The design focuses on improved structural efficiency and ease of construction. This improves overall project cost and scheduling while addressing safety issues around compartment confinement, above-ground working areas, ease of inspection, and increased in-shop fabrication. Standardizing hull components opens doors to subcontracting components and increasing competitiveness.

The new structural system allows far more hull work to be completed under cover and, therefore, to have longer full crane access during fabrication. Also, it provides weight reduction in the hard tank section. Particularly dramatic are the gains in yard productivity afforded by the structural system, compared to that generated by traditional stiffened plate spar hull configurations.

The ring spar hull is significantly more cost competitive with semisubmersible and TLP-type floating production structures than previous spar types, the author said. Through new techniques and “outside of the box” thinking, the ring spar is a lighter, more construction-friendly hull. When optimized, these techniques result in lower cost and improved fabrication scheduling.

Returning to yesteryear: Pipeline towing for deepwater

In their DOT 2005 presentation, Vincent Alliot, Haiyan Zhang, and Erik Christiani of Stolt Offshore (now Acergy) said that the traditional approach to deepwater pipeline projects has been to upgrade existing spreads or to design new ones to meet pipelay requirements. While this works well in the GoM and West Africa, for example, developments in remote areas can be difficult for efficient use of pipelay assets due to unfavorable economics associated with moving those large vessels into deeper and deeper water around the world.

The three titled their technical paper “Pipeline Towing Methods for Ultra-Deepwater Conditions - Lessons Learned from the Past Used to Achieve the Requirements of the Future.” The paper analyzed the suitability of pipeline towing techniques, which were developed during the early 20th century to transport pre-built pipelines from shore to oil and gas developments in shallow bays and inland lakes along the Gulf Coast. It also draws on the concept of towing pipelines in ultra deepwater such as the detailed preparations made in the 1960s to install a gas pipeline across the Mediterranean Sea between Algeria and Spain.

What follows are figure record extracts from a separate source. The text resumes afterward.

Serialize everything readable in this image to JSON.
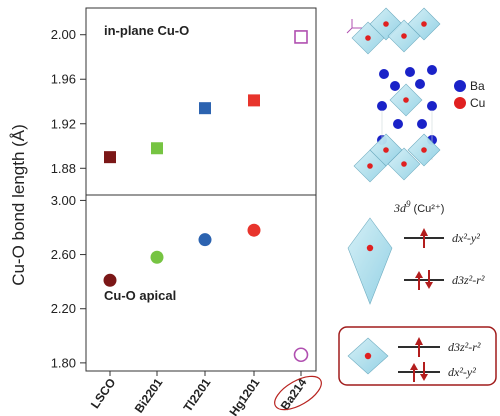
{
  "chart_data": [
    {
      "type": "scatter",
      "title": "in-plane Cu-O",
      "categories": [
        "LSCO",
        "Bi2201",
        "Tl2201",
        "Hg1201",
        "Ba214"
      ],
      "values": [
        1.89,
        1.898,
        1.934,
        1.941,
        1.998
      ],
      "ylabel": "Cu-O bond length (Å)",
      "ylim": [
        1.856,
        2.024
      ],
      "yticks": [
        "1.88",
        "1.92",
        "1.96",
        "2.00"
      ],
      "marker": "square"
    },
    {
      "type": "scatter",
      "title": "Cu-O apical",
      "categories": [
        "LSCO",
        "Bi2201",
        "Tl2201",
        "Hg1201",
        "Ba214"
      ],
      "values": [
        2.41,
        2.58,
        2.71,
        2.78,
        1.86
      ],
      "ylabel": "Cu-O bond length (Å)",
      "ylim": [
        1.74,
        3.04
      ],
      "yticks": [
        "1.80",
        "2.20",
        "2.60",
        "3.00"
      ],
      "marker": "circle"
    }
  ],
  "colors": {
    "LSCO": "#7b1717",
    "Bi2201": "#76c442",
    "Tl2201": "#2c63b0",
    "Hg1201": "#e8342c",
    "Ba214": "#b04fb0",
    "highlight": "#a01c1c",
    "octahedron": "#a7dbea",
    "ba_atom": "#1a22c8",
    "cu_atom": "#e02020"
  },
  "side": {
    "legend_ba": "Ba",
    "legend_cu": "Cu",
    "orbital_title_prefix": "3d",
    "orbital_title_sup": "9",
    "orbital_title_ion": "(Cu²⁺)",
    "top_level_1": "dx²-y²",
    "top_level_2": "d3z²-r²",
    "bottom_level_1": "d3z²-r²",
    "bottom_level_2": "dx²-y²"
  },
  "icons": [
    "crystal-structure",
    "octahedron-icon",
    "spin-up-arrow",
    "spin-pair-arrows",
    "axes-icon"
  ]
}
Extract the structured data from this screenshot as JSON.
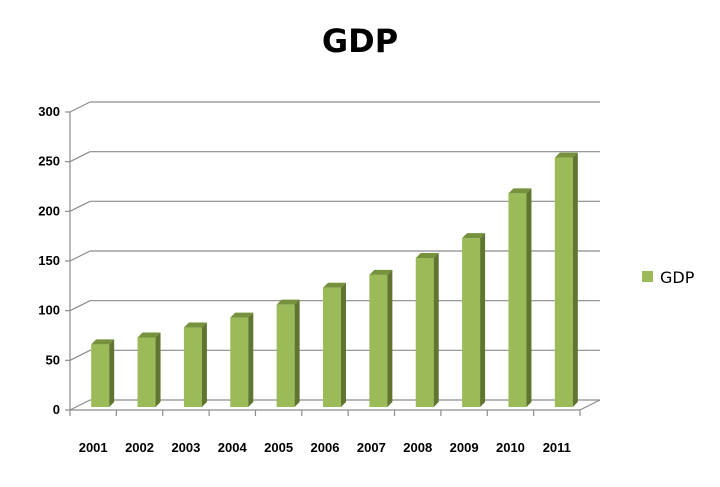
{
  "chart_data": {
    "type": "bar",
    "title": "GDP",
    "xlabel": "",
    "ylabel": "",
    "categories": [
      "2001",
      "2002",
      "2003",
      "2004",
      "2005",
      "2006",
      "2007",
      "2008",
      "2009",
      "2010",
      "2011"
    ],
    "series": [
      {
        "name": "GDP",
        "values": [
          63,
          70,
          80,
          90,
          103,
          120,
          133,
          150,
          170,
          215,
          251
        ],
        "color": "#9BBB59"
      }
    ],
    "ylim": [
      0,
      300
    ],
    "yticks": [
      "0",
      "50",
      "100",
      "150",
      "200",
      "250",
      "300"
    ],
    "grid": true,
    "legend": "right",
    "style": "3d-column"
  }
}
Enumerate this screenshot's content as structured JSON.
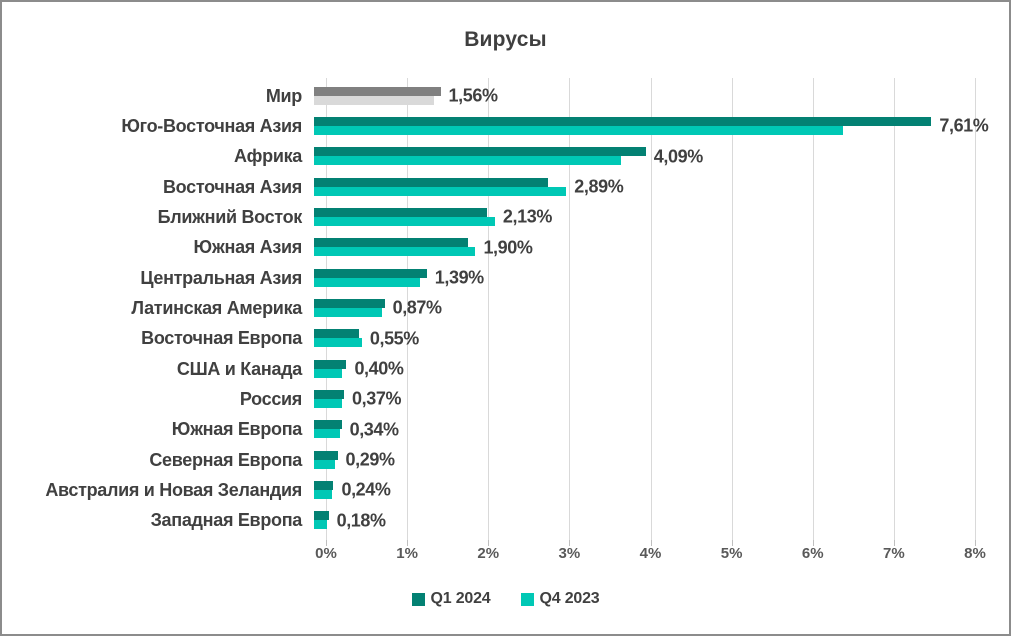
{
  "title": "Вирусы",
  "chart_data": {
    "type": "bar",
    "orientation": "horizontal",
    "title": "Вирусы",
    "categories": [
      "Мир",
      "Юго-Восточная Азия",
      "Африка",
      "Восточная Азия",
      "Ближний Восток",
      "Южная Азия",
      "Центральная Азия",
      "Латинская Америка",
      "Восточная Европа",
      "США и Канада",
      "Россия",
      "Южная Европа",
      "Северная Европа",
      "Австралия и Новая Зеландия",
      "Западная Европа"
    ],
    "series": [
      {
        "name": "Q1 2024",
        "color": "#038173",
        "values": [
          1.56,
          7.61,
          4.09,
          2.89,
          2.13,
          1.9,
          1.39,
          0.87,
          0.55,
          0.4,
          0.37,
          0.34,
          0.29,
          0.24,
          0.18
        ]
      },
      {
        "name": "Q4 2023",
        "color": "#00c8b5",
        "values": [
          1.48,
          6.52,
          3.79,
          3.11,
          2.23,
          1.99,
          1.31,
          0.84,
          0.59,
          0.35,
          0.35,
          0.32,
          0.26,
          0.22,
          0.16
        ]
      }
    ],
    "value_labels": [
      "1,56%",
      "7,61%",
      "4,09%",
      "2,89%",
      "2,13%",
      "1,90%",
      "1,39%",
      "0,87%",
      "0,55%",
      "0,40%",
      "0,37%",
      "0,34%",
      "0,29%",
      "0,24%",
      "0,18%"
    ],
    "highlight_row": {
      "category": "Мир",
      "colors": [
        "#808080",
        "#d9d9d9"
      ]
    },
    "xlim": [
      0,
      8
    ],
    "x_tick_labels": [
      "0%",
      "1%",
      "2%",
      "3%",
      "4%",
      "5%",
      "6%",
      "7%",
      "8%"
    ],
    "grid": "vertical",
    "gridline_color": "#d9d9d9",
    "legend_position": "bottom"
  },
  "legend": {
    "items": [
      {
        "label": "Q1 2024",
        "color": "#038173"
      },
      {
        "label": "Q4 2023",
        "color": "#00c8b5"
      }
    ]
  }
}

Stolt Offshore used data collected from a full-scale towing test conducted in those early days in 8,200 ft (2,500 m) of water to validate the proposed Algeria-to-Spain line, combining them with modern technology and lessons learned from deepwater operations in West Africa to reassess the viability of towing pre-built lines under ultra deepwater conditions.

Successful towing of bundled risers and production flow lines from shore to the Girassol project offshore Angola motivated Stolt Offshore engineers to consider that method for developing deepwater oil and gas fields. Engineering work resulted in a new towing configuration that optimized the capabilities of existing ocean-class tugs and set the dimensional criteria for pipelines to be towed.

The authors said the new tow technique shapes the line into a wave configuration by alternating with positive and negative buoyancy in the pipe, allowing flexibility to the depth of the line during the towing operation. As a consequence, numerical simulations have shown that a pipeline length of about 6.2 mi (10 km) could be towed either on the surface or under water by only a single lead tug and a single trail tug, they said. Pipelines up to about 12.5 mi (20 km) in length also could be towed in a similar manner with the assistance of three additional intermediate tugs, according to their findings.